University of Houston • University of Houston-Clear Lake • ISSO Annual Report Y2007• 91-92

FOLLOW-UP REPORT — INNOVATIONS AND NEW DEVELOPMENTS

David Garrison

Abstract—Very few cosmological models involve gravitational radiation, although these oscillations may have had an important effect on the development of our universe. This work investigates the possibility that the interaction between the primordial plasma and gravitational radiation fields had an impact on cosmic structure formation.

Premise of Project
It is well established in standard cosmological theory that fields of homogenous high-energy plasma and gravitational radiation populated the early universe. However, relatively little work has been done that examines the impact of the interaction between these fields on the evolution of the universe. For example, work by Kodama and Sasaki¹ examined how scalar, vector, and tensor perturbations directly resulted in density fluctuations but neglected the dynamical effects caused by these perturbations. Adding dynamical effects such as turbulence will significantly reduce or eliminate the role of cold dark matter in early universe structure formation. We are therefore working to examine the effects of primordial gravitational waves on structure formation in the early universe through dynamic interactions with the plasma field. For this study, we will examine the effects of both isotropic and birefringent gravitational waves on the plasma field. Based on an extensive literature search, a study such as this has never been attempted.
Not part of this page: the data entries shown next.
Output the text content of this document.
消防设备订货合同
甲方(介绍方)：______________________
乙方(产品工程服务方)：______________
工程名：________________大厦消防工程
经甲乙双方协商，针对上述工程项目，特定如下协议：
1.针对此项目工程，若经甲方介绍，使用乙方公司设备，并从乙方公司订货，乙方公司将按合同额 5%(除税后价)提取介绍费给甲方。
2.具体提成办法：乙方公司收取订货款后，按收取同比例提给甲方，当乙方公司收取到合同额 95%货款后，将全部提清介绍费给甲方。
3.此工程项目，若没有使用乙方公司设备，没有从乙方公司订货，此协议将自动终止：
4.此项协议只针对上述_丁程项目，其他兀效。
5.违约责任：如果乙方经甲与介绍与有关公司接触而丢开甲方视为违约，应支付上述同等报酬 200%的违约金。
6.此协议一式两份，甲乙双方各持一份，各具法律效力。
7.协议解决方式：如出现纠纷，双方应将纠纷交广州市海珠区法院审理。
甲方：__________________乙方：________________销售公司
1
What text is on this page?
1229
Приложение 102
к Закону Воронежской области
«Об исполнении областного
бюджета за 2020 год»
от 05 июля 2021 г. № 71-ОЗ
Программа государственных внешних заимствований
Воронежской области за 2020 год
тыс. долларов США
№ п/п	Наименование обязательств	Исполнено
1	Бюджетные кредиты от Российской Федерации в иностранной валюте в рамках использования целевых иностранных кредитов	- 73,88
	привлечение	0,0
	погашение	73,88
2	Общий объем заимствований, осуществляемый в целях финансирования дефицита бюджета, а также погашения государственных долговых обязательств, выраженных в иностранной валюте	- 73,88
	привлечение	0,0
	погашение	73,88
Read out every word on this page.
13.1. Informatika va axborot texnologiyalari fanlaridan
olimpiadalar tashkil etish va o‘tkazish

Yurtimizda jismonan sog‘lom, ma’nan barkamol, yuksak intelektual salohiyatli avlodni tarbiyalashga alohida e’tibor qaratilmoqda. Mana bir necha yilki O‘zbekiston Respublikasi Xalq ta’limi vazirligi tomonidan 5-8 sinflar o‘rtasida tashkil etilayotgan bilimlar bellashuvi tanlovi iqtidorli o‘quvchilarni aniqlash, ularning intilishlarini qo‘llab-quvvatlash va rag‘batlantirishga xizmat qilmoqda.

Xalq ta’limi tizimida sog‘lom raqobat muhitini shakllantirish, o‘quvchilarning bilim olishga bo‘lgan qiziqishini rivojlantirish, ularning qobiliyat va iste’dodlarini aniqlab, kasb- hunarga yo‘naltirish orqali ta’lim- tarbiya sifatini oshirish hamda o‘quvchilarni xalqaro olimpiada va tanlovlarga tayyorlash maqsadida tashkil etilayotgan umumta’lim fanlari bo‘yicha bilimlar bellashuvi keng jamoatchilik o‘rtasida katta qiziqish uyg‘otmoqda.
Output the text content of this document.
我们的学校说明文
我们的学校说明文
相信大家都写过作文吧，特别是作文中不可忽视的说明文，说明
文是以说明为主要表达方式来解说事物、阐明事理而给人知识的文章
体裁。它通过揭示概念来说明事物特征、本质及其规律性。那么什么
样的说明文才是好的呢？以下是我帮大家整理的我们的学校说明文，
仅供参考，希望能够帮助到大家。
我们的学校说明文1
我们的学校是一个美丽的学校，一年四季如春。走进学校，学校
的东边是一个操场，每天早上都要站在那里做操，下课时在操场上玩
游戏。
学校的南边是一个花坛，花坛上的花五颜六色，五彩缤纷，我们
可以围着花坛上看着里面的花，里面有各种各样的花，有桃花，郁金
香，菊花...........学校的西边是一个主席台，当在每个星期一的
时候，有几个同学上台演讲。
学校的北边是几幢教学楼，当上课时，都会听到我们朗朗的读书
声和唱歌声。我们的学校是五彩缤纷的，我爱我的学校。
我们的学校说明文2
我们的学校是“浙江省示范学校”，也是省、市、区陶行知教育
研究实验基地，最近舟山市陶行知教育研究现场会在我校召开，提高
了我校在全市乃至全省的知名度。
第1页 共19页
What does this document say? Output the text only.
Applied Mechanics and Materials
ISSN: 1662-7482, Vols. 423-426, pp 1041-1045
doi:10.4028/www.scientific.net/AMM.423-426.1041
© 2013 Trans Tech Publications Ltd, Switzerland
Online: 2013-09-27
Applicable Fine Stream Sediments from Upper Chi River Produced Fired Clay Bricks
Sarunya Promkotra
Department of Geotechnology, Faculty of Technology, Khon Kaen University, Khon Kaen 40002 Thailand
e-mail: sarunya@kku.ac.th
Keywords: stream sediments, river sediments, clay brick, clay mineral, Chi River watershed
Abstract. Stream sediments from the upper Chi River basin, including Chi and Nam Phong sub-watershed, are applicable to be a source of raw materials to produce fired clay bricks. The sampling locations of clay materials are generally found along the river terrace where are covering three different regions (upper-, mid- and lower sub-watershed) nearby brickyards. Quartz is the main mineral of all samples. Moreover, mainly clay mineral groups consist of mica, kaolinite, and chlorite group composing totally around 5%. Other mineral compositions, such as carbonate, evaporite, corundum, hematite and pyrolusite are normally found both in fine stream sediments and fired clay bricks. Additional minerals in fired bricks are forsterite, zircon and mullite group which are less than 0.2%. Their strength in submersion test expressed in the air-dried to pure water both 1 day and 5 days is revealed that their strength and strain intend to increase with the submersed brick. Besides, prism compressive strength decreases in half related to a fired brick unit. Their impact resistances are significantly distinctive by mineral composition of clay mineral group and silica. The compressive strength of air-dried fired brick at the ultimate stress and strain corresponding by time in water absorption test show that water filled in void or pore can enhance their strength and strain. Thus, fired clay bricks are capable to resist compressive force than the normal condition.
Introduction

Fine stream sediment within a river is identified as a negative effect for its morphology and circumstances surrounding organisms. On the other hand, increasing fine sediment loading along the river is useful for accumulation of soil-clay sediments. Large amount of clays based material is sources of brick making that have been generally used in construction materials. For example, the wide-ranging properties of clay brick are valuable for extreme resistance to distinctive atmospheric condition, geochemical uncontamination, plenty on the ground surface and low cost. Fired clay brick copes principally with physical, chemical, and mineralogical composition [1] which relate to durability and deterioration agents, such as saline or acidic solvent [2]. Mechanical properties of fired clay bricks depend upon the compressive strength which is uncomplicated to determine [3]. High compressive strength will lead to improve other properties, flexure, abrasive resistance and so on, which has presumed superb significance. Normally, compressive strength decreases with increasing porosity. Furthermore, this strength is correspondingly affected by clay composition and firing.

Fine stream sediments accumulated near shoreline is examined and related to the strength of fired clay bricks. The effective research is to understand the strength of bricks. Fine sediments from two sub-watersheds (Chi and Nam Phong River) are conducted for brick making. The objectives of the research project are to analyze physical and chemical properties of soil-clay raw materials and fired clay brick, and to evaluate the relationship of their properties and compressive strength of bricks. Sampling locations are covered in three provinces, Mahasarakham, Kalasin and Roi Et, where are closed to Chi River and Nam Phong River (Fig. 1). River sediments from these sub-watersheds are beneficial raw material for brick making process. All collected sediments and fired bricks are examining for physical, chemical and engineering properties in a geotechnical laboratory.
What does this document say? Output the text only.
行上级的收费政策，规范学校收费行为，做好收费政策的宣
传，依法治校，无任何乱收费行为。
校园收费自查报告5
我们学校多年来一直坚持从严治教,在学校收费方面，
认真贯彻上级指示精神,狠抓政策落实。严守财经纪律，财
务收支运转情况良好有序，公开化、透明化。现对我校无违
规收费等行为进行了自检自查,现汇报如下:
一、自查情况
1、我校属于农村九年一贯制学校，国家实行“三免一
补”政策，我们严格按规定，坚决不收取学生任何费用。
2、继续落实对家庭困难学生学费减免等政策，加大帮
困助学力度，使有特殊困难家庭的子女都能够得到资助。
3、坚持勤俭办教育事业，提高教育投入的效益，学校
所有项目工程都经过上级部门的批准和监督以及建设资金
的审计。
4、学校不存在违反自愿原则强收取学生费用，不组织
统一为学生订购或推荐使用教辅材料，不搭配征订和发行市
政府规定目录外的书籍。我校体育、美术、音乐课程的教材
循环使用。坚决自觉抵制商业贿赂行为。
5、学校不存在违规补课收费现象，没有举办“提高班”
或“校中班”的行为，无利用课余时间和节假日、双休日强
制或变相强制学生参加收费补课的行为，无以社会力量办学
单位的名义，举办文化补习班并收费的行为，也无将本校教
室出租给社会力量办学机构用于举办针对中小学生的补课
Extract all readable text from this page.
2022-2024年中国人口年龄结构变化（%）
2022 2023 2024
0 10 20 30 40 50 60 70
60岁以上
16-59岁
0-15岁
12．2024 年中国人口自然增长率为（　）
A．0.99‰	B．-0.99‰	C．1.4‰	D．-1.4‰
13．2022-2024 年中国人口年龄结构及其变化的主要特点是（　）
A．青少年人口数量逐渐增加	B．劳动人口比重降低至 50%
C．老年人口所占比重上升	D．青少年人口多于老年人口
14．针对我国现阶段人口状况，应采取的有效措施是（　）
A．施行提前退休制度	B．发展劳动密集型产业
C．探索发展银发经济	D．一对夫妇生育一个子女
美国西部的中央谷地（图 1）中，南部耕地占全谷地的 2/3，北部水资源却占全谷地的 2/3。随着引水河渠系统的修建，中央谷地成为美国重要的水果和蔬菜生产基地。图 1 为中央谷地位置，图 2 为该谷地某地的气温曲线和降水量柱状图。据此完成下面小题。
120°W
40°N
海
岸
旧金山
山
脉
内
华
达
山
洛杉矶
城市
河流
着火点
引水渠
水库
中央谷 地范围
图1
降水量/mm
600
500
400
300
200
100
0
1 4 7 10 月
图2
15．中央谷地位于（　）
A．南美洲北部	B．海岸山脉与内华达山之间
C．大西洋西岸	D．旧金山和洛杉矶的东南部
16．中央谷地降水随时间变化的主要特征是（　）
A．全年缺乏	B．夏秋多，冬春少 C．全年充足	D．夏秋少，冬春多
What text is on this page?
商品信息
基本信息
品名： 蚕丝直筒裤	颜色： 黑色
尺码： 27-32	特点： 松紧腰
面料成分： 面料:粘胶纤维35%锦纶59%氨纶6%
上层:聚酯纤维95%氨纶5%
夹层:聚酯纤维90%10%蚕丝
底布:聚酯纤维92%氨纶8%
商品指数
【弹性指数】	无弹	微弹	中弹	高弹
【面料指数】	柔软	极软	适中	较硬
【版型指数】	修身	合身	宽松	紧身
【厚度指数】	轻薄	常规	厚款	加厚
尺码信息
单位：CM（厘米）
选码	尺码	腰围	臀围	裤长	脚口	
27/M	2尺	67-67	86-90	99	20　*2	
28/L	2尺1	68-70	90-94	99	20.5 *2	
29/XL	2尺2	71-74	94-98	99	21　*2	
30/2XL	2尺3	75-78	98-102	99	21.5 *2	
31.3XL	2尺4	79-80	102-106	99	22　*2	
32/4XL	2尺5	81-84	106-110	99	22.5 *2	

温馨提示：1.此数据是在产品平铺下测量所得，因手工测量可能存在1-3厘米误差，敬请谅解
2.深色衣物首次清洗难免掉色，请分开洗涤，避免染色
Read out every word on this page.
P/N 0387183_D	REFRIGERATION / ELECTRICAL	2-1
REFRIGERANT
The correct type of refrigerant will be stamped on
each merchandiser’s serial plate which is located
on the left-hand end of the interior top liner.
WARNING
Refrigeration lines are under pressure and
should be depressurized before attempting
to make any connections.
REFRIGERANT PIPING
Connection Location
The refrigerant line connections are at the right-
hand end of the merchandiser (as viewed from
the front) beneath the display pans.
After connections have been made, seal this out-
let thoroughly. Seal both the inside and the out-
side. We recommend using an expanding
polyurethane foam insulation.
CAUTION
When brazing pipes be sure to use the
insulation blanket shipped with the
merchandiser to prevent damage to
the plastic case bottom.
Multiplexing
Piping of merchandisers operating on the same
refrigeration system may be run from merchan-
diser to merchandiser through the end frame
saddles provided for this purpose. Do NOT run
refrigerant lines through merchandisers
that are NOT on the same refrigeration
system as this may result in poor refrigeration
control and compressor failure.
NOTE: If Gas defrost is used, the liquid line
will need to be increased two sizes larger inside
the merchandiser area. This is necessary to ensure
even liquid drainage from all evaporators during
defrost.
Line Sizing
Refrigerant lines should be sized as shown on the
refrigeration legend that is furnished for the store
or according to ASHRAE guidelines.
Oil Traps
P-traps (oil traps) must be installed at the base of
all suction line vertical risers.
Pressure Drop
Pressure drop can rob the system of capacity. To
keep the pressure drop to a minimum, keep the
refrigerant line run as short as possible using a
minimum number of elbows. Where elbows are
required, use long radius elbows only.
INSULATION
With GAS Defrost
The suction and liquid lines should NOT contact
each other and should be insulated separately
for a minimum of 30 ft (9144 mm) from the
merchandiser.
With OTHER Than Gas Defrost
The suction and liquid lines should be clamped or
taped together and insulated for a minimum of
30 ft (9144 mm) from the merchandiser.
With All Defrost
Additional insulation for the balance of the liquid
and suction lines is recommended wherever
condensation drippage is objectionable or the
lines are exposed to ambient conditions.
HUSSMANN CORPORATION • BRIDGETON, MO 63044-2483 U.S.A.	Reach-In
Our hypothesis is that general relativistic magneto-hydrodynamic (GRMHD) turbulence contributed significantly to structure formation in the early universe. The goal of this work is to identify and evolve the initial conditions for the standard model that led to the development of the observed mass concentration in clusters and super-clusters of galaxies. The initial conditions are selected so that alignment with observed values of the spectrum and isotropy of the cosmic background radiation are preserved as the solution evolves forward in time.

Goals of the Project
Our primary goal is to model the homogenous plasma described by the standard model of cosmology on top of a perturbed Freidman-Robertson-Walker (FRW) spacetime. For this work, we use Cactus, an open-source framework for computational physics. We use this tool to develop a cosmic simulation program capable of recreating many of the conditions found in the early universe shortly after the inflationary period. This code will solve Einstein’s equations given these initial conditions and evolve a set of coupled general relativistic and magneto-hydrodynamic equations. This GRMHD code can be used to solve a variety of astrophysics problems, but for this project, we will focus on the problem of cosmic structure formation. As a result, we expect to simulate the formation of certain structures from an initially homogenous plasma field and a field of gravitational radiation. These structures include: magnetic fields, density and temperature variations, and secondary gravitational waves. The spectrum and polarization of the resulting gravitational waves should be observable by future gravitational wave observatories such as LISA and advanced LIGO.

Results
So far, we have managed to successfully test our code against approximate analytic solutions for a homogenous magnetofluid perturbed by a standing monochromatic plane gravitational wave as calculated by Duez et al.^2,3 We are currently working on simulations of a system of standing plane waves moving in all spatial directions and have noticed what appears to be an increase in the mean density of the system, as predicted by our theory. This may be the first evidence of cosmic structure formation resulting from GRMHD interactions. Our next step is to further analyze the results and begin simulations involving an expanding FRW spacetime. In addition, we developed and published predictions about the spectrum of relic-birefringent gravitational waves.

References
1. Kodama, H. and Sasaki, M. Cosmological Perturbation Theory. Prog. Theor. Phys. Suppl. 78, 1-166 (1985).
2. Duez, M.D., Liu, Y.T., Shapiro, S.T., and Stephens, B.C. Relativistic magnetohydrodynamics in dynamical spacetimes: Numerical methods and tests. Phys. Rev. D 72, 024028 (2005).
3. Duez, M.D., Liu, Y.T., Shapiro, S.T., and Stephens, B.C. Excitation of MHD modes with gravitational waves: A Testbed for numerical codes. Phys. Rev. D 72, 024029 (2005).

Publications
Garrison, D. and de la Torre, R. Numerical analysis of simplified relic-birefringent gravitational waves. Classical and Quantum Gravity 24, 5889 (2007).

Presentations
Garrison, D. Cosmic structure formation from gravitational radiation. 2007 National Society of Black Physicists, Boston, MA, Feb. 22–25 (2007).
Garrison, D. Cosmic structure formation via gravitational radiation. Invited Talk, University of Houston, Houston, TX, Oct. 9 (2007).
Garrison, D. Numerical cosmology for poets. University of Houston-Clear Lake Distinguished Researcher Series, Houston, TX, Nov. 29 (2007).

Proposals
Garrison, D. Cosmic structure formation from gravitational radiation, The Research Corporation, $53,684 (June 1, 2007–Aug. 31, 2008) (not funded).
Garrison, D. Origin of structure in the early universe from gravitational radiation, National Science Foundation, $291,861 (June 1, 2007–May 31, 2010) (not funded).
Garrison, D. and Masood, S. The effect of gravitational radiation on structure formation, National Aeronautics and Space Administration, $810,146 (May 1, 2008–April 30, 2011) (pending review).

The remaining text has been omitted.